Ich drehe mich um. «Was ist?», frage ich.
«Na ja...», Mike schaut verlegen zu Boden, «Nach gestern Morgen habe ich im Internet nachgeschaut und... Es tut mir echt leid! Das wusste ich nicht».
Die Lap-Tops müssen wir morgen abgeben. Die Schulkrankenschwester geht die alle einsammeln, während wir Schule haben. Wenn jemand den Lap-Top nicht auf den Tisch stellt und ihn deswegen später noch hat, muss gemeinnützige Arbeit verrichten, was hier heisst, ich zitiere «einen Haufen Kacke im Garten zusammenwischen, warten bis der Wind ihn verweht hat und dann dasselbe noch mal». Ella hat anscheinend schon mehrmals gemeinnützige Arbeit verrichten müssen, allerdings aus anderen Gründen, die sie mir nicht gesagt hat.
«Ich wollte auch nicht, dass irgendjemand das weiss. Aber dann ist mir klargeworden, dass es so nicht geht. Dass sonst nie irgendjemand mich auch nur halbwegs verstehen wird oder kann», sage ich sanft.
Mike schaut auf. «Wenn du mal darüber reden möchtest...ich bin für dich da», sagt er etwas unsicher.
Ich lächle. «Danke», sage ich.
Mike scheint erleichtert zu sein. «Und nimm das, was Jake gesagt hat, nicht zu ernst.
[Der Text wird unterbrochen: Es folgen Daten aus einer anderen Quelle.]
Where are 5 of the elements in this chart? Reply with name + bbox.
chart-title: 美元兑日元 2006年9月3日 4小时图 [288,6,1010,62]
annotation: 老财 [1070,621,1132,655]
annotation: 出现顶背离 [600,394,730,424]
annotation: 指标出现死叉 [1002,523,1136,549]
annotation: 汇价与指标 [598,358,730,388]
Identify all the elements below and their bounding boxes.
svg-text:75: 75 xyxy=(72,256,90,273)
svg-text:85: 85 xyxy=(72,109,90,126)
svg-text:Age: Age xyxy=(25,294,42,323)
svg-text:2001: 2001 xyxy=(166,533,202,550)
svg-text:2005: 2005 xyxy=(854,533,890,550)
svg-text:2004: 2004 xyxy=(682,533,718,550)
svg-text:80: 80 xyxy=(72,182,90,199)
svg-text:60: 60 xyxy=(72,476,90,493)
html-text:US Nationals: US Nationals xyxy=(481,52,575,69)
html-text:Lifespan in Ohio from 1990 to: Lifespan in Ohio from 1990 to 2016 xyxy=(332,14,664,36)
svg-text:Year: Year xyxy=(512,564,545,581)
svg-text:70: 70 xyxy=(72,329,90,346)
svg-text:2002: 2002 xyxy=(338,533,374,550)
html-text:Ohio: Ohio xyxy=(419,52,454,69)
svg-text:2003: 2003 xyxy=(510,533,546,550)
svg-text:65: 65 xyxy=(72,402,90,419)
Er ist immer so, wenn jemand neues ins Internat kommt und auch sonst die meiste Zeit. Hat also nichts mit dir zu tun. Also, gut. Ich muss dann mal los. Bis später», sagt er, winkt mir zu und verschwindet dann.
Meine erste Woche hier vergeht wie im Flug. Ich habe zwar mehrfach daran gedacht, Ella nach der Fireschool zu fragen, aber dann... ich weiss nicht. Vielleicht möchte ich es ja gar nicht wissen? Vielleicht ist es deshalb so Geheimnis umwölkt, weil es etwas Schlimmes ist? Aber neugierig bin ich trotzdem. Als ich am Freitagabend einschlafe denke ich, dass es vielleicht doch schön wäre noch ein wenig zu bleiben. Nur vielleicht... Doch meine Gedanken werden vom Schlaf unterbrochen.

Ich gehe durch den Wald. Es ist still. Unheimlich still. Ich höre zu meiner Rechten ein Knacken. Ich bleibe stehen, drehe mich um. Zwei glühende rote Augen starren mich an. Durchdringend, fesseln mich gerade zu hypnotisch. Ich werde von hinten gepackt, eine Spritze piekt in den Hals. Ich spüre, wie die Flüssigkeit, die sie mir injizieren, durch die Adern schiesst, wie Feuer, das durch nichts gelöscht werden kann. So heiss, so brennend... und so schmerzend. Ich bin wie betäubt, ich kann mich nicht bewegen. Das Feuer brennt weiter in meinen Adern. Dann spüre ich, wie Zähne mir das Fleisch aus dem Körper reissen. Und es ist ihnen egal, dass ich noch bei Bewusstsein bin. Das ich all das fühle. Ich beginne zu schreien.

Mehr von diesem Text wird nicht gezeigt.